Waiting for the green man at a road crossing. Wearing a seat belt. Drinking water.
You probably do all these things to stay alive without a second thought.
So, why is it we're so reluctant to add the occasional 'smear test' to the list of life-saving actions?
Look, nobody exactly runs to the doctors asking to whip off their pants in front of a stranger, put their legs in stirrups and chat about the weather while a healthcare professional examines their nether regions.
But neither does anyone ask for human papilloma virus (HPV), cryotherapy or life-threatening diseases.
According to Jo's Cervical Cancer Trust – the UK's only dedicated cervical cancer charity – smear tests saves 5,000 lives a year in the UK and prevent a staggering 75 per cent of cervical cancers from developing.
Sadly, embarrassment, of all things, is the leading cause for women failing to attend vital smear tests.
Ahead of Cervical Cancer Prevention Week (22-28 January), the cervical cancer charity has released new research which found almost three quarters (72 per cent) of 25-29 year olds surveyed admitting to feeling uncomfortable getting undressed in front of doctors or nurses.
According to the research, 51 per cent of the women surveyed admitted to having delayed or missed their smear tests, with almost one quarter admitting they postponed their appointment for over a year.
Almost one in ten revealing they've never even attended one.
You wouldn't miss a hair, nail or dentist appointment, so there's no excuse for missing a test that could potentially save your life.
Reasons for not attending smear tests, according to the research, include worrying it would be embarrassing, painful, feeling uncomfortable removing clothing, body confidence issues and worrying how their genitals might look.
Well, for starters, you can stop being so concerned about a doctor or nurse seeing your vagina because they really couldn't care less at the fact you're naked.
Claire Lavelle, a junior doctor from The Wirral, says: 'As a woman, I've been in this situation and I'm hyper-aware that it can be uncomfortable. As a doctor, my main concern is to try and be as gentle and quick as possible for the woman. We're not looking or judging at all, we're just focussing on our job.

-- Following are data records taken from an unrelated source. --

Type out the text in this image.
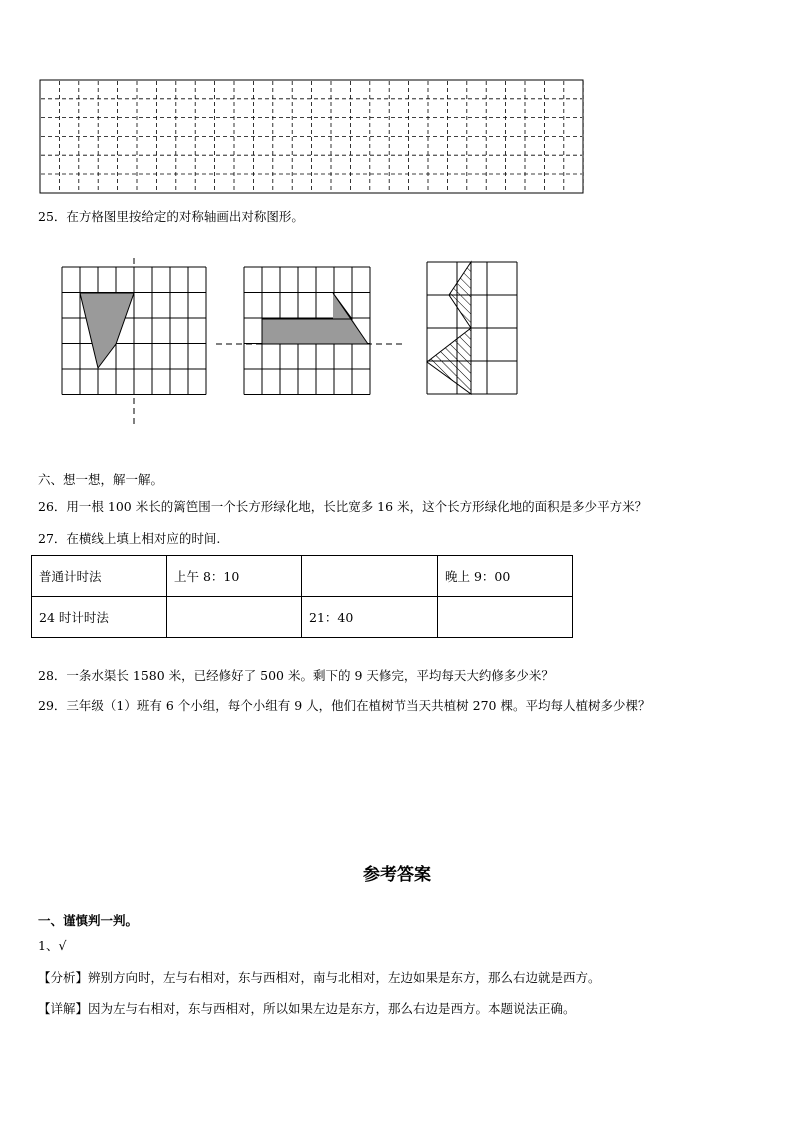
25．在方格图里按给定的对称轴画出对称图形。
六、想一想，解一解。
26．用一根 100 米长的篱笆围一个长方形绿化地，长比宽多 16 米，这个长方形绿化地的面积是多少平方米？
27．在横线上填上相对应的时间.
普通计时法	上午 8：10		晚上 9：00
24 时计时法		21：40	
28．一条水渠长 1580 米，已经修好了 500 米。剩下的 9 天修完，平均每天大约修多少米？
29．三年级（1）班有 6 个小组，每个小组有 9 人，他们在植树节当天共植树 270 棵。平均每人植树多少棵？
参考答案
一、谨慎判一判。
1、√
【分析】辨别方向时，左与右相对，东与西相对，南与北相对，左边如果是东方，那么右边就是西方。
【详解】因为左与右相对，东与西相对，所以如果左边是东方，那么右边是西方。本题说法正确。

'The last thing I would ever want to do is make someone feel awkward so my main focus is to help the patient relax. The more tense they are, the more uncomfortable the test can be,' she adds.
Let's not forget that cervical cancer is one of the only preventable cancers, providing it is caught in time.
We're not looking or judging at all, we're just focussing on our job.
Robert Music, Chief Executive of Jo's Cervical Cancer Trust, says: 'Smear tests prevent 75 per cent of cervical cancers from developing yet over 220,000 of the 25-29 year olds invited for a smear test in England in the last year did not attend.
'Every woman is invited for a smear test from the age of 25 and this test can literally save a life. We want to ensure smear tests are not something women are ashamed or scared of talking about, or do not think are important to attend,' he adds.
According to Patient, cancer of the cervix is now only the seventeenth most common cancer in women in the UK, whereas across the world it is the third or fourth most common cancer.
And, according to Jo's Cervical Cancer Trust, 90 and 94 per cent of all screening results come back normal, with no abnormalities found.
While the chance of a smear test coming back identifying cell abnormality is rare, of course, it is a possibility and one that might be putting women off attending a test for fear of 'what might be'.
And yes, there is the so-called risk of a test presenting 'false positives' – a diagnosis of abnormal cells when, in fact, they're perfectly healthy – that might result in further tests.
But, surely the benefit of preventing cervical cancer outweighs the chance you might, and we emphasize might, here – have unnecessary worry, or need to book in a few more tests?
A smear test shouldn't be an after-thought – it should be a priority.
If you need one, book one. Period.
Here's what else you need to know about smear tests:
How do I know if need one?
Firstly, you must be registered with a GP, who has your current address on file. The NHS' 'call and recall' system invites all women eligible for screening, normally via post.
Women in the UK are invited for cervical screenings between the ages of 25 and 64. Women aged 25–49 are invited every three years and women aged 50–64 are invited every five years.
What is a smear test?
According to Jo's Trust, a cervical screen test (also known as 'smear test') is an examination done to prevent, not diagnose cervical cancer. During the test, some cells are removed from the cervix, with a plastic brush known as a speculum.
The cells are then examined under a microscope to look any changes. 'If the test shows abnormal test does not mean you have cancer. It means you should have some treatment to stop you getting cancer,' reads the charity's website.
How long does the test last?
An appointment lasts approximately 20 minutes, with the test usually lasts up to three minutes.
What should I know before a screening?
- You shouldn't have sexual intercourse 24 hours before your screening
- Don't use a a tampon for at least two days before your screening
- You will need to cover yourself with a paper towel during the test but can wear a skirt during the test if you're feel embarrassed
- You can bring a family member or friend with you, if you wish
Jo's Trust's annual #SmearForSmear campaign, is encouraging women to share selfies to raise awareness about the importance of smear tests in order to prevent cervical cancer during Cervical Cancer Prevention week.